Nonostante le lunghe e attente indagini sull’origine di questo teatro, non è ancora noto il nome del progettista. Si suppone sia opera di Pier Giacinto Terrachini (1853-1935), personalità eclettica e versatile cui si devono, tra gli altri, il grintoso piano urbanistico di Rio Saliceto, l’edificio del Comune, la sede della cooperativa Enologica riese e altri curiosi edifici a Correggio e San Martino in Rio. La sala, effettivamente, sembra rifletterne lo stile. Il restauro, pur non snaturandone le caratteristiche fondamentali, è stata radicale e per certi aspetti discutibile.
Sono stati rifatti in legno i pavimenti della platea e delle balconate, l’illuminazione originale costituita da semplici ma suggestive lampade in stile floreale di ferro battuto è stata ripristinata e integrata ove possibile, con l’integrazione di altri punti luce tramite moderne plafoniere.
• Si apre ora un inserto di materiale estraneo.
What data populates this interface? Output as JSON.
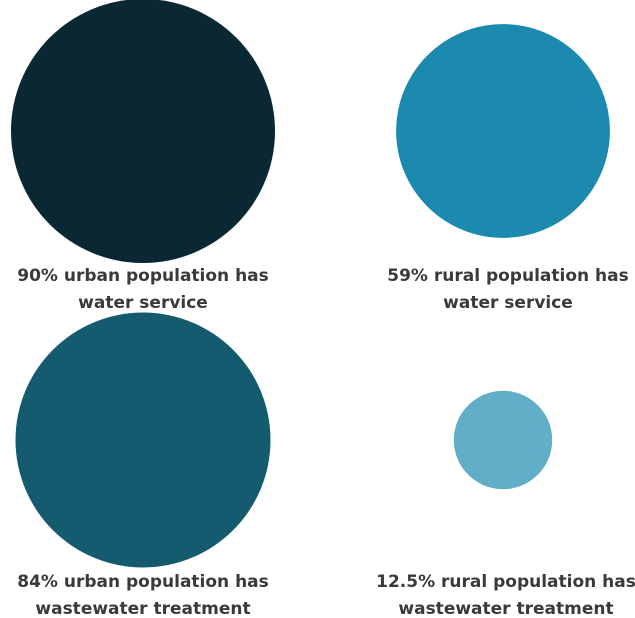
{
  "chart_data": {
    "type": "bubble",
    "title": "",
    "items": [
      {
        "value": 90,
        "line1": "90% urban population has",
        "line2": "water service",
        "color": "#0a2833"
      },
      {
        "value": 59,
        "line1": "59% rural population has",
        "line2": "water service",
        "color": "#1c8aae"
      },
      {
        "value": 84,
        "line1": "84% urban population has",
        "line2": "wastewater treatment",
        "color": "#155b70"
      },
      {
        "value": 12.5,
        "line1": "12.5% rural population has",
        "line2": "wastewater treatment",
        "color": "#62aec8"
      }
    ]
  }
}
L’arcoscenico, di struttura e aspetto semplice, si presenta come unica decorazione due mensole con voluta sita ai due angoli in alto, mentre il palcoscenico è stato abbassato e ricostruito in legno per permettere una migliore visione dello spettacolo.
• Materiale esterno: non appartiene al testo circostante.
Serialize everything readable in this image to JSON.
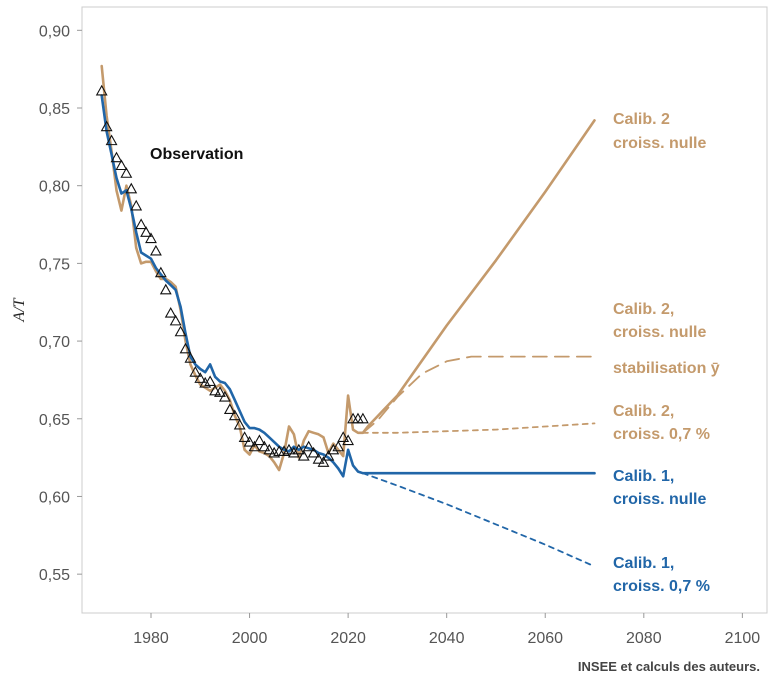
{
  "chart_data": {
    "type": "line",
    "xlabel": "",
    "ylabel": "A/T",
    "xlim": [
      1966,
      2105
    ],
    "ylim": [
      0.525,
      0.915
    ],
    "x_ticks": [
      1980,
      2000,
      2020,
      2040,
      2060,
      2080,
      2100
    ],
    "y_ticks": [
      0.55,
      0.6,
      0.65,
      0.7,
      0.75,
      0.8,
      0.85,
      0.9
    ],
    "y_tick_labels": [
      "0,55",
      "0,60",
      "0,65",
      "0,70",
      "0,75",
      "0,80",
      "0,85",
      "0,90"
    ],
    "grid": false,
    "source": "INSEE et calculs des auteurs.",
    "colors": {
      "calib1": "#2166a8",
      "calib2": "#c49a6c",
      "observation": "#111111"
    },
    "observation": {
      "label": "Observation",
      "marker": "triangle",
      "x": [
        1970,
        1971,
        1972,
        1973,
        1974,
        1975,
        1976,
        1977,
        1978,
        1979,
        1980,
        1981,
        1982,
        1983,
        1984,
        1985,
        1986,
        1987,
        1988,
        1989,
        1990,
        1991,
        1992,
        1993,
        1994,
        1995,
        1996,
        1997,
        1998,
        1999,
        2000,
        2001,
        2002,
        2003,
        2004,
        2005,
        2006,
        2007,
        2008,
        2009,
        2010,
        2011,
        2012,
        2013,
        2014,
        2015,
        2016,
        2017,
        2018,
        2019,
        2020,
        2021,
        2022,
        2023
      ],
      "y": [
        0.861,
        0.838,
        0.829,
        0.818,
        0.813,
        0.808,
        0.798,
        0.787,
        0.775,
        0.77,
        0.766,
        0.758,
        0.744,
        0.733,
        0.718,
        0.713,
        0.706,
        0.695,
        0.689,
        0.68,
        0.676,
        0.673,
        0.674,
        0.668,
        0.667,
        0.664,
        0.656,
        0.652,
        0.646,
        0.638,
        0.635,
        0.632,
        0.636,
        0.632,
        0.63,
        0.628,
        0.629,
        0.629,
        0.63,
        0.628,
        0.63,
        0.626,
        0.632,
        0.628,
        0.624,
        0.622,
        0.626,
        0.63,
        0.632,
        0.638,
        0.636,
        0.65,
        0.65,
        0.65
      ]
    },
    "series": [
      {
        "name": "Calib. 2 croiss. nulle",
        "label_lines": [
          "Calib. 2",
          "croiss. nulle"
        ],
        "color": "#c49a6c",
        "style": "solid",
        "x": [
          1970,
          1971,
          1972,
          1973,
          1974,
          1975,
          1976,
          1977,
          1978,
          1979,
          1980,
          1981,
          1982,
          1983,
          1984,
          1985,
          1986,
          1987,
          1988,
          1989,
          1990,
          1991,
          1992,
          1993,
          1994,
          1995,
          1996,
          1997,
          1998,
          1999,
          2000,
          2001,
          2002,
          2003,
          2004,
          2005,
          2006,
          2007,
          2008,
          2009,
          2010,
          2011,
          2012,
          2013,
          2014,
          2015,
          2016,
          2017,
          2018,
          2019,
          2020,
          2021,
          2022,
          2023,
          2024,
          2030,
          2040,
          2050,
          2060,
          2070
        ],
        "y": [
          0.877,
          0.845,
          0.822,
          0.797,
          0.784,
          0.8,
          0.787,
          0.76,
          0.75,
          0.751,
          0.751,
          0.745,
          0.74,
          0.74,
          0.738,
          0.735,
          0.72,
          0.7,
          0.685,
          0.678,
          0.672,
          0.67,
          0.668,
          0.67,
          0.672,
          0.668,
          0.662,
          0.652,
          0.645,
          0.63,
          0.627,
          0.633,
          0.629,
          0.628,
          0.626,
          0.622,
          0.617,
          0.628,
          0.645,
          0.64,
          0.625,
          0.636,
          0.642,
          0.641,
          0.64,
          0.638,
          0.628,
          0.634,
          0.63,
          0.626,
          0.665,
          0.643,
          0.641,
          0.641,
          0.645,
          0.665,
          0.71,
          0.752,
          0.796,
          0.842
        ]
      },
      {
        "name": "Calib. 2, croiss. nulle stabilisation ȳ",
        "label_lines": [
          "Calib. 2,",
          "croiss. nulle",
          "stabilisation ȳ"
        ],
        "color": "#c49a6c",
        "style": "longdash",
        "x": [
          2023,
          2026,
          2030,
          2035,
          2040,
          2045,
          2050,
          2060,
          2070
        ],
        "y": [
          0.641,
          0.649,
          0.664,
          0.679,
          0.687,
          0.69,
          0.69,
          0.69,
          0.69
        ]
      },
      {
        "name": "Calib. 2, croiss. 0,7 %",
        "label_lines": [
          "Calib. 2,",
          "croiss. 0,7 %"
        ],
        "color": "#c49a6c",
        "style": "shortdash",
        "x": [
          2023,
          2030,
          2040,
          2050,
          2060,
          2070
        ],
        "y": [
          0.641,
          0.641,
          0.642,
          0.643,
          0.645,
          0.647
        ]
      },
      {
        "name": "Calib. 1, croiss. nulle",
        "label_lines": [
          "Calib. 1,",
          "croiss. nulle"
        ],
        "color": "#2166a8",
        "style": "solid",
        "x": [
          1970,
          1971,
          1972,
          1973,
          1974,
          1975,
          1976,
          1977,
          1978,
          1979,
          1980,
          1981,
          1982,
          1983,
          1984,
          1985,
          1986,
          1987,
          1988,
          1989,
          1990,
          1991,
          1992,
          1993,
          1994,
          1995,
          1996,
          1997,
          1998,
          1999,
          2000,
          2001,
          2002,
          2003,
          2004,
          2005,
          2006,
          2007,
          2008,
          2009,
          2010,
          2011,
          2012,
          2013,
          2014,
          2015,
          2016,
          2017,
          2018,
          2019,
          2020,
          2021,
          2022,
          2023,
          2024,
          2030,
          2040,
          2050,
          2060,
          2070
        ],
        "y": [
          0.858,
          0.835,
          0.82,
          0.805,
          0.795,
          0.797,
          0.785,
          0.77,
          0.757,
          0.755,
          0.753,
          0.747,
          0.743,
          0.739,
          0.736,
          0.733,
          0.722,
          0.705,
          0.69,
          0.685,
          0.682,
          0.68,
          0.685,
          0.677,
          0.674,
          0.673,
          0.669,
          0.662,
          0.655,
          0.648,
          0.644,
          0.644,
          0.643,
          0.641,
          0.638,
          0.635,
          0.632,
          0.63,
          0.629,
          0.632,
          0.63,
          0.632,
          0.631,
          0.63,
          0.628,
          0.627,
          0.625,
          0.622,
          0.618,
          0.613,
          0.63,
          0.62,
          0.616,
          0.615,
          0.615,
          0.615,
          0.615,
          0.615,
          0.615,
          0.615
        ]
      },
      {
        "name": "Calib. 1, croiss. 0,7 %",
        "label_lines": [
          "Calib. 1,",
          "croiss. 0,7 %"
        ],
        "color": "#2166a8",
        "style": "shortdash",
        "x": [
          2023,
          2030,
          2040,
          2050,
          2060,
          2070
        ],
        "y": [
          0.615,
          0.607,
          0.595,
          0.582,
          0.569,
          0.555
        ]
      }
    ]
  }
}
Sul soffitto della sala, leggermente voltato, manca il lampadario centrale e non riporta più traccia delle decorazioni originali (probabilmente angioletti dipinti). È stato quindi ridipinto con un effetto tromp-l’oeil in un tenue azzurro che rappresenta un cielo.
Dal soffitto delle balconate è stato eliminato l’intonaco e sono state messe a vista le pietre dei voltini. Sul fronte delle balconate, i cui ornamenti erano ormai molto sbiaditi, sono stati posizionati dei pannelli decorati dal pittore naif Luigi Pillitu. L’artista ha creato due nuovi ordini di segmenti con l’obiettivo di alternare figure dipinte di gusto fiabesco e ironico al pubblico reale. Su fondo nero ha pertanto rappresentato al primo ordine il direttore d’orchestra e i musicisti, mentre il secondo ordine spetta agli attori, ai giocolieri e ai clown. È rimasta intatta la cabina di regia e quella per le proiezioni cinematografiche, anche se non più in funzione.